"Our acts our angels are, or good or ill,
Our fatal shadows that walk by us still."
In a fable one of the Fates spun filaments so fine that they were invisible, and she became a victim of her cunning, for she was bound to the spot by these very threads.
Father Schoenmaker, missionary to the Indians, tried for years to implant civilization among the wild tribes. After fifteen years' labor he induced a chief to lay aside his blanket, the token of savagery; but he goes on to say, "It took fifteen years to get it off, and just fifteen minutes to get it on him again."
Physiologists say that dark-colored stripes similar to those on the zebra reappear, after a hundred or a thousand generations, on the legs and shoulders of horses, asses, and mules. Large birds on sea islands where there are no beasts to molest them lose the power of flight.

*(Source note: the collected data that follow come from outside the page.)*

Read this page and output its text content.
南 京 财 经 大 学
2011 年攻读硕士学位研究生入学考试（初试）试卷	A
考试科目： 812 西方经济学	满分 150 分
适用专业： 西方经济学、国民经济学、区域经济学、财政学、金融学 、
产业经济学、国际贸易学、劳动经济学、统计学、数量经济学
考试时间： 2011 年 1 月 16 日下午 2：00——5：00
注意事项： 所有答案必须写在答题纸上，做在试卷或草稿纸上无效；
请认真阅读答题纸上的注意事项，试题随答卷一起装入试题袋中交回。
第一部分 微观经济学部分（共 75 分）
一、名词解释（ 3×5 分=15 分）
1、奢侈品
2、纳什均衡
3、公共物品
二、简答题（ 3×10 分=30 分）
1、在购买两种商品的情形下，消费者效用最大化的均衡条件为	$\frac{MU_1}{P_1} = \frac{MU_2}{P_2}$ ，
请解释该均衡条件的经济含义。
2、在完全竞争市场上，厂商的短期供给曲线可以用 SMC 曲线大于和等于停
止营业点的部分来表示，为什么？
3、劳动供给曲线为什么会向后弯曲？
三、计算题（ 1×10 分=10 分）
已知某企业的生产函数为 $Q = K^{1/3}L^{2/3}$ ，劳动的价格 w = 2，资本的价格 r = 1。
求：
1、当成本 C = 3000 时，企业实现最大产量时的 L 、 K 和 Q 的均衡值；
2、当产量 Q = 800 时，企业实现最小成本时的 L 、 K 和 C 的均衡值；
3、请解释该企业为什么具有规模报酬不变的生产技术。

After a criminal's head had been cut off his breast was irritated, and he raised his hands several times as if to brush away the exciting cause. It was said that the cheek of Charlotte Corday blushed on being struck by a rude soldier after the head had been severed from the body.
Humboldt found in South America a parrot which was the only living creature that could speak a word of the language of a lost tribe. The bird retained the habit of speech after his teachers had died.
Caspar Hauser was confined, probably from birth, in a dungeon where no light or sound from the outer world, could reach him. At seventeen he was still a mental infant, crying and chattering without much apparent intelligence. When released, the light was disagreeable to his eyes; and, after the babbling youth had been taught to speak a few words, he begged to be taken back to the dungeon. Only cold and dismal silence seemed to satisfy him. All that gave pleasure to others gave his perverted senses only pain. The sweetest music was a source of anguish to him, and he could eat only his black crust without violent vomiting.
Deep in the very nature of animate existence is that principle of facility and inclination, acquired by repetition, which we call habit. Man becomes a slave to his constantly repeated acts. In spite of the protests of his weakened will the trained nerves continue to repeat the acts even when the doer abhors them. What he at first chooses, at last compels. Man is as irrevocably chained to his deeds as the atoms are chained by gravitation. You can as easily snatch a pebble from gravitation's grasp as you can separate the minutest act of life from its inevitable effect upon character and destiny. "Children may be strangled," says George Eliot, "but deeds never, they have an indestructible life." The smirched youth becomes the tainted man.
Practically all the achievements of the human race are but the accomplishments of habit. We speak of the power of Gladstone to accomplish so much in a day as something marvelous; but when we analyze that power we find it composed very largely of the results of habit. His mighty momentum has been rendered possible only by the law of the power of habit. He is now a great bundle of habits, which all his life have been forming. His habit of industry no doubt was irksome and tedious at first, but, practiced so conscientiously and persistently, it has gained such momentum as to astonish the world. His habit of thinking, close, persistent, and strong, has made him a power. He formed the habit of accurate, keen observation, allowing nothing to escape his attention, until he could observe more in half a day in London than a score of men who have eyes but see not. Thus he has multiplied himself many times. By this habit of accuracy he has avoided many a repetition; and so, during his lifetime, he has saved years of precious time, which many others, who marvel at his achievements, have thrown away.
Gladstone early formed the habit of cheerfulness, of looking on the bright side of things, which, Sydney Smith says, "is worth a thousand pounds a year." This again has saved him enormous waste of energy, as he tells us he has never yet been kept awake a single hour by any debate or business in Parliament. This loss of energy has wasted years of many a useful life, which might have been saved by forming the economizing habit of cheerfulness.